With so much beauty, it is easy to understand why we become avid observers of our flying garden visitors. Among these unique creatures is the hummingbird moth, who most frequently gains attention once sighted bouncing about the flower beds.
What is a Hummingbird Moth?
Hummingbird moth facts can be somewhat confusing when using common names. Generally, there are several types of moth belonging to the Hemaris genus, many of which display a flight habit quick and consistent with that of a hummingbird. However, the most common moths referred to by gardeners are the hummingbird clearwing and snowberry clearwing.
These daytime feeders are frequently sighted whilst consuming nectar in flower beds and ornamental plantings. Like other members of the genus, clearwing hummingbird moth pollinators are able to quickly fly around the garden. This often leads to the bewilderment of gardeners, as the moths are quite a bit smaller than their feathered counterparts.
Without careful attention to one’s surroundings, hummingbird moths are often overlooked, as they greatly resemble bumblebees at first glance.
How to Attract Hummingbird Moths
In learning about hummingbird moths and how to attract them, one must consider specific plant types. Like most moths, hummingbird moth pollinators use their long mouth parts to feed on nectar. For this reason, hummingbird moth facts suggest that these insects actually prefer flowers with long trumpet-shaped blooms.
Those learning how to attract hummingbird moths will also need to consider bloom period when planning flower beds or containers. Ideally, the bloom period should be extended throughout the entire growing season. This can be achieved through succession planting and through the incorporation of both annual and perennial flowering plants.
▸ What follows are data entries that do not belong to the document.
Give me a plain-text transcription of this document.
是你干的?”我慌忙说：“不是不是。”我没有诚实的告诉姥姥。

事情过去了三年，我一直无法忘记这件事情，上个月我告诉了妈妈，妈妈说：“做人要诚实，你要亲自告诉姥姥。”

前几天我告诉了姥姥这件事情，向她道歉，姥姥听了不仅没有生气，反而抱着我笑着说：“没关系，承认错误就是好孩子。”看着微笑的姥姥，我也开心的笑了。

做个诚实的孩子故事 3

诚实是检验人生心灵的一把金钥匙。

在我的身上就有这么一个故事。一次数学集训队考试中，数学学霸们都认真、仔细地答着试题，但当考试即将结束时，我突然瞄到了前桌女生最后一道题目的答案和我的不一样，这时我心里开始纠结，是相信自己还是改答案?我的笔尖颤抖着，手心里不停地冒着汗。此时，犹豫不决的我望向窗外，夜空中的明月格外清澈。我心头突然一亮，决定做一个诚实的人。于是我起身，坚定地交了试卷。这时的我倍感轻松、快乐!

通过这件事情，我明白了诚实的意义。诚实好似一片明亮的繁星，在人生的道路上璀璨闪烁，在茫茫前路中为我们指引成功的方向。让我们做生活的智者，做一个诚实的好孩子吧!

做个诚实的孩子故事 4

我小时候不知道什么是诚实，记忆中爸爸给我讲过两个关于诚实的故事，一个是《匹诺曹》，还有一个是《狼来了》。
While it is only natural to want to learn more specifically about hummingbird moths, it will be important to remember that other pollinators will come to appreciate your efforts to attract them as well.
Native wild plants may be beneficial in this endeavor, but should be planted with caution, as some species may be invasive. Before planting, always reference local laws and regulations.
Popular Plants for Hummingbird Moth Pollinators
- Bee Balm
- Butterfly Bush
- Echinacea (purple coneflower)
- Morning Glory
With minimal planning and maintenance, you can create a thriving garden ecosystem that is enjoyable to all.